Political activists David Matsanga and John Kimani moved to the high court to order Justice Phillip Waki, Office of the Prosecutor of ICC, and the Attorney General to ordered to publish and publicize, the entire full and proper report prepared by the commission of Inquiry into the Post-Election Violence (CIPEV) including the secret envelope containing the names of persons suspected to have borne the greatest responsibility for the postelection violence, which was submitted to Annan.
According to the court documents filed in court the petitioners David Matsanga and John Kimani argues that on 13 February Matsanga he filed an application at the ICC challenging the admission of the report by the commission of Inquiry into post-election Violence (CIPEV) as evidence in the case of the Prosecutor against William Samoei Ruto and Joshua Sang. The application has not been heard yet. In the application filed at the Milimani law courts, the two claim that they have to be availed with part of the report by CIPEV so as to prosecute the case pending before the ICC court.

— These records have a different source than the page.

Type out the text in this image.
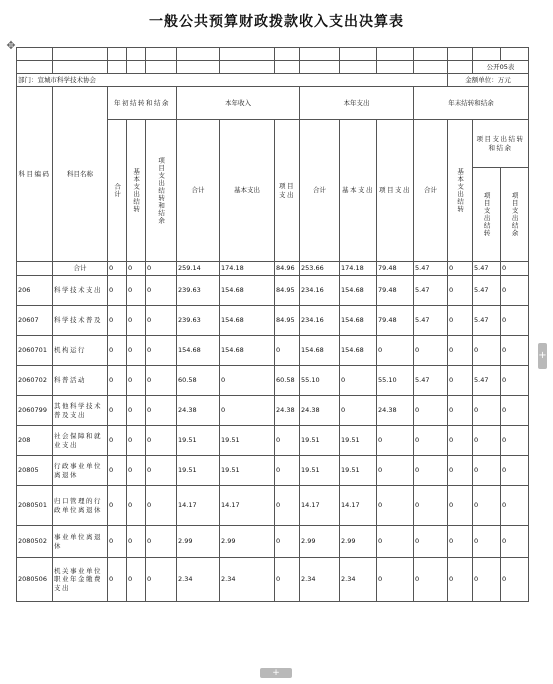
一般公共预算财政拨款收入支出决算表
✥

													公开05表	
部门：宣城市科学技术协会												金额单位：万元		

科目编码	科目名称	年初结转和结余			本年收入			本年支出			年末结转和结余			

		合计	基本支出结转	项目支出结转和结余	合计	基本支出	项目支出	合计	基本支出	项目支出	合计	基本支出结转	项目支出结转和结余	

													项目支出结转	项目支出结余

	合计	0	0	0	259.14	174.18	84.96	253.66	174.18	79.48	5.47	0	5.47	0
206	科学技术支出	0	0	0	239.63	154.68	84.95	234.16	154.68	79.48	5.47	0	5.47	0
20607	科学技术普及	0	0	0	239.63	154.68	84.95	234.16	154.68	79.48	5.47	0	5.47	0
2060701	机构运行	0	0	0	154.68	154.68	0	154.68	154.68	0	0	0	0	0
2060702	科普活动	0	0	0	60.58	0	60.58	55.10	0	55.10	5.47	0	5.47	0
2060799	其他科学技术普及支出	0	0	0	24.38	0	24.38	24.38	0	24.38	0	0	0	0
208	社会保障和就业支出	0	0	0	19.51	19.51	0	19.51	19.51	0	0	0	0	0
20805	行政事业单位离退休	0	0	0	19.51	19.51	0	19.51	19.51	0	0	0	0	0
2080501	归口管理的行政单位离退休	0	0	0	14.17	14.17	0	14.17	14.17	0	0	0	0	0
2080502	事业单位离退休	0	0	0	2.99	2.99	0	2.99	2.99	0	0	0	0	0
2080506	机关事业单位职业年金缴费支出	0	0	0	2.34	2.34	0	2.34	2.34	0	0	0	0	0
+
+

They argue that the report are unlawfully, unreasonably, and illegally holding the report without any justification whatsoever.
According to the two, the disclosure of the contents and names contained in the sealed envelope is extremely necessary and important in implementing all the recommendations made by CIPEV and also to enable mandated state agencies take any additional or extra action regarding the said report if at all. The application before the ICC is scheduled for hearing on March 23 this year.
Although the Waki Commission did not publicly disclose the alleged perpetrators of the violence, the commission gave an envelope containing the names to Kofi Annan, who brokered a power-sharing agreement between Mr Kibaki and Mr Odinga.
In early 2009, Parliament rejected an amendment Bill for a special tribunal to try the suspects. Mr Annan then handed over the envelope in July 2009 to Luis Moreno-Ocampo, the then chief prosecutor at the ICC.